Suppose that $Y_1,Y_2,...,Y_n$ are a sample of size $n$ and IID, each of which have distribution
$f_Y(y)=\frac{2y}{\theta^2}$ with support $0<y<\theta$
Find the MLE (method of maximum likelihood) estimate of $\theta$.
I decided to use the log-likelihood technique, but after taking the derivative I end up with this equation:
$$\frac{-2n}{\theta}\sum_{i=1}^nln(Y_i)=0$$
So this suggests that there is no value of $\theta$ that acts as an MLE estimate... but I'm not sure if there are other approaches or if I've made a mistake.

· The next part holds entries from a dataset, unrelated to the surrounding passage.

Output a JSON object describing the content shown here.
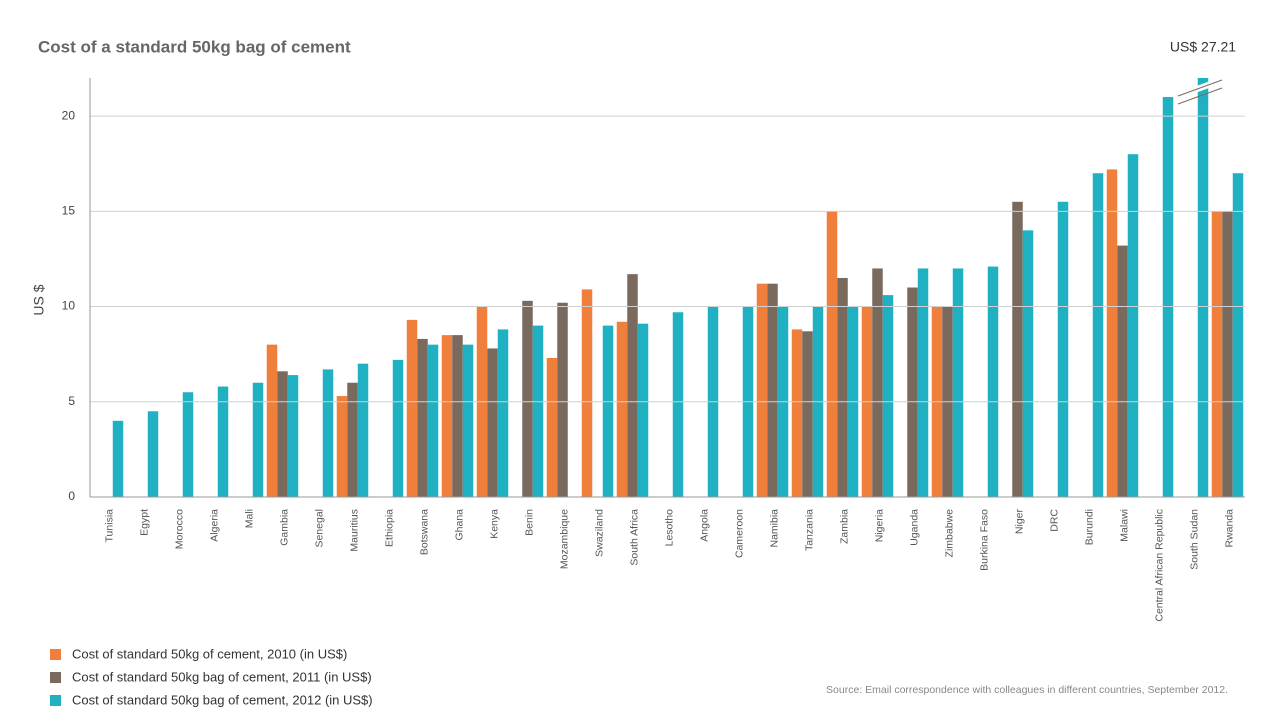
{
  "chart_data": {
    "type": "bar",
    "title": "Cost of a standard 50kg bag of cement",
    "y_label": "US $",
    "source": "Source: Email correspondence with colleagues in different countries, September 2012.",
    "categories": [
      "Tunisia",
      "Egypt",
      "Morocco",
      "Algeria",
      "Mali",
      "Gambia",
      "Senegal",
      "Mauritius",
      "Ethiopia",
      "Botswana",
      "Ghana",
      "Kenya",
      "Benin",
      "Mozambique",
      "Swaziland",
      "South Africa",
      "Lesotho",
      "Angola",
      "Cameroon",
      "Namibia",
      "Tanzania",
      "Zambia",
      "Nigeria",
      "Uganda",
      "Zimbabwe",
      "Burkina Faso",
      "Niger",
      "DRC",
      "Burundi",
      "Malawi",
      "Central African Republic",
      "South Sudan",
      "Rwanda"
    ],
    "series": [
      {
        "name": "Cost of standard 50kg of cement, 2010 (in US$)",
        "color": "#f07f3c",
        "values": [
          null,
          null,
          null,
          null,
          null,
          8.0,
          null,
          5.3,
          null,
          9.3,
          8.5,
          10.0,
          null,
          7.3,
          10.9,
          9.2,
          null,
          null,
          null,
          11.2,
          8.8,
          15.0,
          10.0,
          null,
          10.0,
          null,
          null,
          null,
          null,
          17.2,
          null,
          null,
          15.0
        ]
      },
      {
        "name": "Cost of standard 50kg bag of cement, 2011 (in US$)",
        "color": "#7a6a5e",
        "values": [
          null,
          null,
          null,
          null,
          null,
          6.6,
          null,
          6.0,
          null,
          8.3,
          8.5,
          7.8,
          10.3,
          10.2,
          null,
          11.7,
          null,
          null,
          null,
          11.2,
          8.7,
          11.5,
          12.0,
          11.0,
          10.0,
          null,
          15.5,
          null,
          null,
          13.2,
          null,
          null,
          15.0
        ]
      },
      {
        "name": "Cost of standard 50kg bag of cement, 2012 (in US$)",
        "color": "#1fb1c1",
        "values": [
          4.0,
          4.5,
          5.5,
          5.8,
          6.0,
          6.4,
          6.7,
          7.0,
          7.2,
          8.0,
          8.0,
          8.8,
          9.0,
          null,
          9.0,
          9.1,
          9.7,
          10.0,
          10.0,
          10.0,
          10.0,
          10.0,
          10.6,
          12.0,
          12.0,
          12.1,
          14.0,
          15.5,
          17.0,
          18.0,
          21.0,
          27.21,
          17.0
        ],
        "value_labels": [
          null,
          null,
          null,
          null,
          null,
          null,
          null,
          null,
          null,
          null,
          null,
          null,
          null,
          null,
          null,
          null,
          null,
          null,
          null,
          null,
          null,
          null,
          null,
          null,
          null,
          null,
          null,
          null,
          null,
          null,
          null,
          "US$ 27.21",
          null
        ]
      }
    ],
    "ylim": [
      0,
      22
    ],
    "yticks": [
      0,
      5,
      10,
      15,
      20
    ],
    "grid": true
  }
}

How would you find the MLE estimate of $\theta$?
First, notice that
$$ L := \log \left( \prod_{i=1}^n \frac{2y_i}{\theta} \right) = \log \left( \frac{2^n}{\theta^{2n}} \prod_{i=1}^n y_i \right) = n \log 2 + \sum_{i=1}^n \log (y_i) - 2n \log \theta $$
Taking the first derivative w.r.t. $\theta$, we find
$$ \frac{\partial L}{\partial \theta} = -\frac{2n}{\theta} < 0, \forall \theta > 0 $$
This means that $L$ is a strictly decreasing function of $\theta$, therefore picking the minimum allowed value of $\theta$ maximizes $L$. Observe that
$$ 0 < y_i < \theta, \ \forall i \Rightarrow \theta > \max_i y_i $$
Therefore, $\theta_{\text{MLE}} = \max_i y_i$.